A paired -test was performed on the emotion recognition rates obtained using the raw and enhanced relative wavelet packet energy and entropy features, respectively, with the significance level of 0.05. In almost all cases, emotion recognition rates obtained using enhanced features were significantly better than using raw features. The results of the proposed method cannot be compared directly to the literature presented in Table 1 since the division of datasets is inconsistent: the number of emotions used, the number of datasets used, inconsistency in the usage of simulated or naturalistic speech emotion databases, and lack of uniformity in computation and presentation of the results. Most of the researchers have widely used 10-fold cross validation and conventional validation (one training set + one testing set) and some of them have tested their methods under speaker-dependent, speaker-independent, gender-dependent, and gender-independent environments. However, in this work, the proposed algorithms have been tested with 3 different emotional speech corpora and also under speaker-dependent and speaker-independent environments. The proposed algorithms have yielded better emotion recognition rates under both speaker-dependent and speaker-independent environments compared to most of the significant works presented in Table 1.

5. Conclusions

This paper proposes a new feature enhancement method for improving the multiclass emotion recognition based on Gaussian mixture model. Three different emotional speech databases were used to test the robustness of the proposed methods. Both emotional speech signals and its glottal waveforms were used for emotion recognition experiments. They were decomposed using discrete wavelet packet transform and relative wavelet packet energy and entropy features were extracted. A new GMM based feature enhancement method was used to diminish the high within-class variance and to escalate the between-class variance. The significant enhanced features were found using stepwise linear discriminant analysis. The findings show that the GMM based feature enhancement method significantly enhances the discriminatory power of the relative wavelet packet energy and entropy features and therefore the performance of the speech emotion recognition system could be enhanced particularly in the recognition of multiclass emotions.

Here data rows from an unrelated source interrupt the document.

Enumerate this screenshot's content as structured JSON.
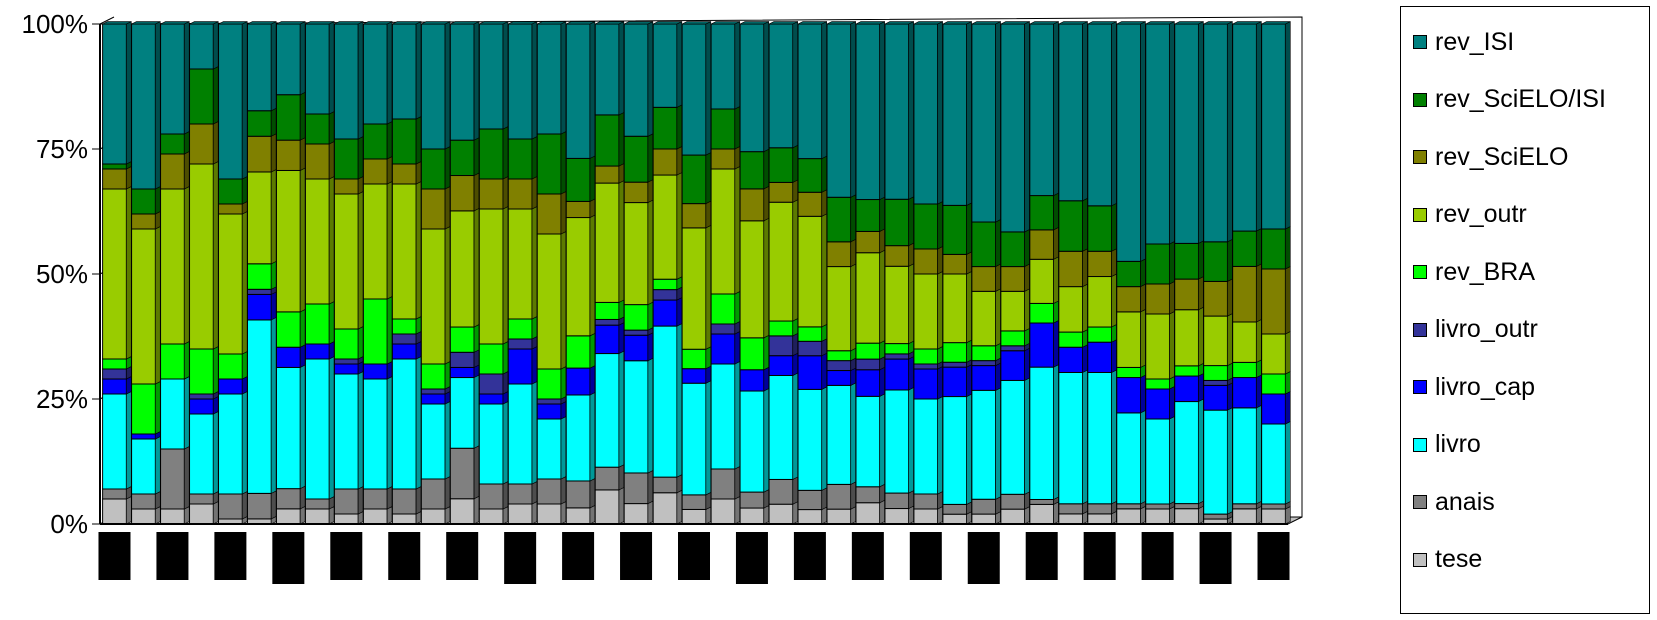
{
  "chart_data": {
    "type": "bar",
    "stacked": "percent",
    "y_ticks": [
      "0%",
      "25%",
      "50%",
      "75%",
      "100%"
    ],
    "ylim": [
      0,
      100
    ],
    "categories_count": 41,
    "series": [
      {
        "name": "tese",
        "color": "#c0c0c0",
        "values": [
          5,
          3,
          3,
          4,
          1,
          1,
          3,
          3,
          2,
          3,
          2,
          3,
          5,
          3,
          4,
          4,
          3,
          6,
          4,
          6,
          3,
          5,
          3,
          4,
          3,
          3,
          4,
          3,
          3,
          2,
          2,
          3,
          4,
          2,
          2,
          3,
          3,
          3,
          1,
          3,
          3
        ]
      },
      {
        "name": "anais",
        "color": "#808080",
        "values": [
          2,
          3,
          12,
          2,
          5,
          5,
          4,
          2,
          5,
          4,
          5,
          6,
          10,
          5,
          4,
          5,
          5,
          4,
          6,
          3,
          3,
          6,
          3,
          5,
          4,
          5,
          3,
          3,
          3,
          2,
          3,
          3,
          1,
          2,
          2,
          1,
          1,
          1,
          1,
          1,
          1
        ]
      },
      {
        "name": "livro",
        "color": "#00ffff",
        "values": [
          19,
          11,
          14,
          16,
          20,
          34,
          24,
          28,
          23,
          22,
          26,
          15,
          14,
          16,
          20,
          12,
          16,
          20,
          22,
          29,
          23,
          21,
          19,
          21,
          21,
          20,
          17,
          20,
          19,
          22,
          22,
          23,
          27,
          26,
          26,
          18,
          17,
          20,
          21,
          19,
          16
        ]
      },
      {
        "name": "livro_cap",
        "color": "#0000ff",
        "values": [
          3,
          1,
          0,
          3,
          3,
          5,
          4,
          3,
          2,
          3,
          3,
          2,
          2,
          2,
          7,
          3,
          5,
          5,
          5,
          5,
          3,
          6,
          4,
          4,
          7,
          3,
          5,
          6,
          6,
          6,
          5,
          6,
          9,
          5,
          6,
          7,
          6,
          5,
          5,
          6,
          6
        ]
      },
      {
        "name": "livro_outr",
        "color": "#333399",
        "values": [
          2,
          0,
          0,
          1,
          0,
          1,
          0,
          0,
          1,
          0,
          2,
          1,
          3,
          4,
          2,
          1,
          0,
          1,
          1,
          2,
          0,
          2,
          0,
          4,
          3,
          2,
          2,
          1,
          1,
          1,
          1,
          1,
          0,
          0,
          0,
          0,
          0,
          0,
          1,
          0,
          0
        ]
      },
      {
        "name": "rev_BRA",
        "color": "#00ff00",
        "values": [
          2,
          10,
          7,
          9,
          5,
          5,
          7,
          8,
          6,
          13,
          3,
          5,
          5,
          6,
          4,
          6,
          6,
          3,
          5,
          2,
          4,
          6,
          6,
          3,
          3,
          2,
          3,
          2,
          3,
          4,
          3,
          3,
          4,
          3,
          3,
          2,
          2,
          2,
          3,
          3,
          4
        ]
      },
      {
        "name": "rev_outr",
        "color": "#99cc00",
        "values": [
          34,
          31,
          31,
          37,
          28,
          18,
          28,
          25,
          27,
          23,
          27,
          27,
          23,
          27,
          22,
          27,
          22,
          21,
          20,
          20,
          25,
          25,
          22,
          24,
          23,
          17,
          17,
          15,
          15,
          14,
          11,
          8,
          9,
          9,
          10,
          11,
          13,
          11,
          10,
          8,
          8
        ]
      },
      {
        "name": "rev_SciELO",
        "color": "#808000",
        "values": [
          4,
          3,
          7,
          8,
          2,
          7,
          6,
          7,
          3,
          5,
          4,
          8,
          7,
          6,
          6,
          8,
          3,
          3,
          4,
          5,
          5,
          4,
          6,
          4,
          5,
          5,
          4,
          4,
          5,
          4,
          5,
          5,
          6,
          7,
          5,
          5,
          6,
          6,
          7,
          11,
          13
        ]
      },
      {
        "name": "rev_SciELO/ISI",
        "color": "#008000",
        "values": [
          1,
          5,
          4,
          11,
          5,
          5,
          9,
          6,
          8,
          7,
          9,
          8,
          7,
          10,
          8,
          12,
          8,
          9,
          9,
          8,
          10,
          8,
          7,
          7,
          7,
          9,
          6,
          9,
          9,
          10,
          9,
          7,
          7,
          10,
          9,
          5,
          8,
          7,
          8,
          7,
          8
        ]
      },
      {
        "name": "rev_ISI",
        "color": "#008080",
        "values": [
          28,
          33,
          22,
          9,
          31,
          17,
          14,
          18,
          23,
          20,
          19,
          25,
          23,
          21,
          23,
          22,
          25,
          16,
          22,
          16,
          27,
          17,
          24,
          25,
          28,
          35,
          33,
          34,
          36,
          37,
          40,
          42,
          35,
          35,
          36,
          47,
          44,
          43,
          44,
          41,
          41
        ]
      }
    ]
  }
}
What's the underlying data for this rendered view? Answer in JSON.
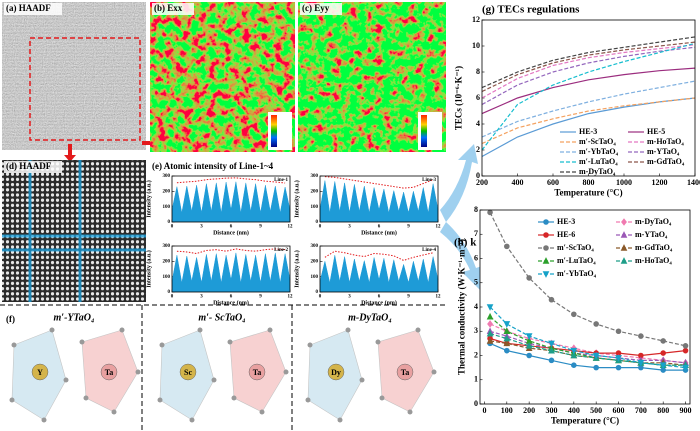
{
  "panels": {
    "a": "(a) HAADF",
    "b": "(b) Exx",
    "c": "(c) Eyy",
    "d": "(d) HAADF",
    "e": "(e) Atomic intensity of Line-1~4",
    "f": "(f)"
  },
  "structures": [
    {
      "title": "m′-YTaO₄",
      "atoms": [
        "Y",
        "Ta"
      ]
    },
    {
      "title": "m′- ScTaO₄",
      "atoms": [
        "Sc",
        "Ta"
      ]
    },
    {
      "title": "m-DyTaO₄",
      "atoms": [
        "Dy",
        "Ta"
      ]
    }
  ],
  "chart_data": [
    {
      "type": "area",
      "xlabel": "Distance (nm)",
      "ylabel": "Intensity (a.u.)",
      "x": [
        0,
        0.5,
        1,
        1.5,
        2,
        2.5,
        3,
        3.5,
        4,
        4.5,
        5,
        5.5,
        6,
        6.5,
        7,
        7.5,
        8,
        8.5,
        9,
        9.5,
        10,
        10.5,
        11,
        11.5,
        12
      ],
      "xlim": [
        0,
        12
      ],
      "ylim": [
        0,
        300
      ],
      "xticks": [
        0,
        3,
        6,
        9,
        12
      ],
      "yticks": [
        0,
        100,
        200,
        300
      ],
      "envelope_color": "#e31a1c",
      "series": [
        {
          "name": "Line-1",
          "color": "#1e9bd7",
          "values": [
            80,
            230,
            60,
            235,
            70,
            240,
            60,
            250,
            70,
            255,
            60,
            260,
            80,
            262,
            60,
            255,
            70,
            250,
            60,
            240,
            70,
            235,
            60,
            228,
            80
          ]
        }
      ]
    },
    {
      "type": "area",
      "xlabel": "Distance (nm)",
      "ylabel": "Intensity (a.u.)",
      "x": [
        0,
        0.5,
        1,
        1.5,
        2,
        2.5,
        3,
        3.5,
        4,
        4.5,
        5,
        5.5,
        6,
        6.5,
        7,
        7.5,
        8,
        8.5,
        9,
        9.5,
        10,
        10.5,
        11,
        11.5,
        12
      ],
      "xlim": [
        0,
        12
      ],
      "ylim": [
        0,
        300
      ],
      "xticks": [
        0,
        3,
        6,
        9,
        12
      ],
      "yticks": [
        0,
        100,
        200,
        300
      ],
      "envelope_color": "#e31a1c",
      "series": [
        {
          "name": "Line-3",
          "color": "#1e9bd7",
          "values": [
            80,
            270,
            60,
            265,
            70,
            255,
            60,
            245,
            70,
            235,
            60,
            225,
            80,
            215,
            60,
            205,
            70,
            195,
            60,
            200,
            70,
            225,
            60,
            250,
            80
          ]
        }
      ]
    },
    {
      "type": "area",
      "xlabel": "Distance (nm)",
      "ylabel": "Intensity (a.u.)",
      "x": [
        0,
        0.5,
        1,
        1.5,
        2,
        2.5,
        3,
        3.5,
        4,
        4.5,
        5,
        5.5,
        6,
        6.5,
        7,
        7.5,
        8,
        8.5,
        9,
        9.5,
        10,
        10.5,
        11,
        11.5,
        12
      ],
      "xlim": [
        0,
        12
      ],
      "ylim": [
        0,
        300
      ],
      "xticks": [
        0,
        3,
        6,
        9,
        12
      ],
      "yticks": [
        0,
        100,
        200,
        300
      ],
      "envelope_color": "#e31a1c",
      "series": [
        {
          "name": "Line-2",
          "color": "#1e9bd7",
          "values": [
            70,
            240,
            60,
            235,
            70,
            225,
            60,
            245,
            70,
            250,
            60,
            240,
            80,
            255,
            60,
            245,
            70,
            240,
            60,
            250,
            70,
            255,
            60,
            250,
            80
          ]
        }
      ]
    },
    {
      "type": "area",
      "xlabel": "Distance (nm)",
      "ylabel": "Intensity (a.u.)",
      "x": [
        0,
        0.5,
        1,
        1.5,
        2,
        2.5,
        3,
        3.5,
        4,
        4.5,
        5,
        5.5,
        6,
        6.5,
        7,
        7.5,
        8,
        8.5,
        9,
        9.5,
        10,
        10.5,
        11,
        11.5,
        12
      ],
      "xlim": [
        0,
        12
      ],
      "ylim": [
        0,
        300
      ],
      "xticks": [
        0,
        3,
        6,
        9,
        12
      ],
      "yticks": [
        0,
        100,
        200,
        300
      ],
      "envelope_color": "#e31a1c",
      "series": [
        {
          "name": "Line-4",
          "color": "#1e9bd7",
          "values": [
            70,
            200,
            60,
            240,
            70,
            230,
            60,
            215,
            70,
            205,
            60,
            225,
            80,
            220,
            60,
            210,
            70,
            180,
            60,
            200,
            70,
            215,
            60,
            230,
            80
          ]
        }
      ]
    },
    {
      "type": "line",
      "title": "(g) TECs regulations",
      "xlabel": "Temperature (°C)",
      "ylabel": "TECs (10⁻⁶·K⁻¹)",
      "x": [
        200,
        400,
        600,
        800,
        1000,
        1200,
        1400
      ],
      "xlim": [
        200,
        1400
      ],
      "ylim": [
        0,
        12
      ],
      "xticks": [
        200,
        400,
        600,
        800,
        1000,
        1200,
        1400
      ],
      "yticks": [
        0,
        2,
        4,
        6,
        8,
        10,
        12
      ],
      "series": [
        {
          "name": "HE-3",
          "color": "#5b9bd5",
          "dashed": false,
          "values": [
            1.5,
            3.0,
            4.0,
            4.8,
            5.3,
            5.7,
            6.0
          ]
        },
        {
          "name": "HE-5",
          "color": "#9b2d7f",
          "dashed": false,
          "values": [
            4.8,
            6.0,
            6.8,
            7.4,
            7.8,
            8.1,
            8.3
          ]
        },
        {
          "name": "m′-ScTaO₄",
          "color": "#f4a261",
          "dashed": true,
          "values": [
            2.5,
            3.7,
            4.4,
            5.0,
            5.4,
            5.7,
            6.0
          ]
        },
        {
          "name": "m-HoTaO₄",
          "color": "#e377c2",
          "dashed": true,
          "values": [
            6.0,
            7.5,
            8.5,
            9.1,
            9.5,
            9.8,
            10.1
          ]
        },
        {
          "name": "m′-YbTaO₄",
          "color": "#7fb0e0",
          "dashed": true,
          "values": [
            3.0,
            4.2,
            5.0,
            5.7,
            6.3,
            6.8,
            7.3
          ]
        },
        {
          "name": "m-YTaO₄",
          "color": "#9467bd",
          "dashed": true,
          "values": [
            5.5,
            7.0,
            8.0,
            8.7,
            9.2,
            9.6,
            9.9
          ]
        },
        {
          "name": "m′-LuTaO₄",
          "color": "#17becf",
          "dashed": true,
          "values": [
            2.0,
            5.5,
            7.0,
            8.0,
            8.8,
            9.5,
            10.2
          ]
        },
        {
          "name": "m-GdTaO₄",
          "color": "#8c564b",
          "dashed": true,
          "values": [
            6.5,
            7.8,
            8.7,
            9.3,
            9.7,
            10.0,
            10.3
          ]
        },
        {
          "name": "m-DyTaO₄",
          "color": "#444444",
          "dashed": true,
          "values": [
            6.8,
            8.0,
            8.9,
            9.5,
            9.9,
            10.3,
            10.7
          ]
        }
      ]
    },
    {
      "type": "line",
      "title": "(h) k",
      "xlabel": "Temperature (°C)",
      "ylabel": "Thermal conductivity (W·K⁻¹·m⁻¹)",
      "x": [
        25,
        100,
        200,
        300,
        400,
        500,
        600,
        700,
        800,
        900
      ],
      "xlim": [
        -20,
        920
      ],
      "ylim": [
        0,
        8
      ],
      "xticks": [
        0,
        100,
        200,
        300,
        400,
        500,
        600,
        700,
        800,
        900
      ],
      "yticks": [
        0,
        1,
        2,
        3,
        4,
        5,
        6,
        7,
        8
      ],
      "series": [
        {
          "name": "HE-3",
          "color": "#2b8cc4",
          "dashed": false,
          "marker": "circle",
          "values": [
            2.5,
            2.2,
            2.0,
            1.8,
            1.6,
            1.5,
            1.5,
            1.5,
            1.4,
            1.4
          ]
        },
        {
          "name": "m-DyTaO₄",
          "color": "#f07ab0",
          "dashed": true,
          "marker": "diamond",
          "values": [
            3.3,
            3.0,
            2.7,
            2.5,
            2.3,
            2.1,
            2.0,
            1.9,
            1.8,
            1.7
          ]
        },
        {
          "name": "HE-6",
          "color": "#d62728",
          "dashed": false,
          "marker": "circle",
          "values": [
            2.7,
            2.5,
            2.4,
            2.3,
            2.2,
            2.1,
            2.1,
            2.0,
            2.1,
            2.2
          ]
        },
        {
          "name": "m-YTaO₄",
          "color": "#9b59b6",
          "dashed": true,
          "marker": "triangle",
          "values": [
            3.0,
            2.8,
            2.5,
            2.3,
            2.1,
            2.0,
            1.9,
            1.8,
            1.8,
            1.7
          ]
        },
        {
          "name": "m′-ScTaO₄",
          "color": "#777777",
          "dashed": true,
          "marker": "circle",
          "values": [
            7.9,
            6.5,
            5.2,
            4.3,
            3.7,
            3.3,
            3.0,
            2.8,
            2.6,
            2.4
          ]
        },
        {
          "name": "m-GdTaO₄",
          "color": "#8b5a2b",
          "dashed": true,
          "marker": "triangle",
          "values": [
            2.6,
            2.5,
            2.3,
            2.2,
            2.0,
            1.9,
            1.8,
            1.7,
            1.7,
            1.6
          ]
        },
        {
          "name": "m′-LuTaO₄",
          "color": "#2ca02c",
          "dashed": true,
          "marker": "triangle",
          "values": [
            3.6,
            3.0,
            2.6,
            2.3,
            2.1,
            1.9,
            1.8,
            1.7,
            1.6,
            1.6
          ]
        },
        {
          "name": "m-HoTaO₄",
          "color": "#1f9e89",
          "dashed": true,
          "marker": "triangle",
          "values": [
            2.9,
            2.7,
            2.4,
            2.2,
            2.0,
            1.9,
            1.8,
            1.7,
            1.6,
            1.6
          ]
        },
        {
          "name": "m′-YbTaO₄",
          "color": "#17a2c8",
          "dashed": true,
          "marker": "down-triangle",
          "values": [
            4.0,
            3.3,
            2.8,
            2.5,
            2.2,
            2.0,
            1.9,
            1.7,
            1.6,
            1.5
          ]
        }
      ]
    }
  ]
}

In the future work, more low-level and high-level speech features will be derived and tested by the proposed methods. Other filter, wrapper, and embedded based feature selection algorithms will be explored and the results will be compared. The proposed methods will be tested under noisy environment and also in multimodal emotion recognition experiments.

Conflict of Interests

The authors declare that there is no conflict of interests regarding the publication of this paper.

Acknowledgments

This research is supported by a research grant under Fundamental Research Grant Scheme (FRGS), Ministry of Higher Education, Malaysia (Grant no. 9003-00297), and Journal Incentive Research Grants, UniMAP (Grant nos. 9007-00071 and 9007-00117). The authors would like to express the deepest appreciation to Professor Mohammad Hossein Sedaaghi from Sahand University of Technology, Tabriz, Iran, for providing Sahand Emotional Speech database (SES) for our analysis.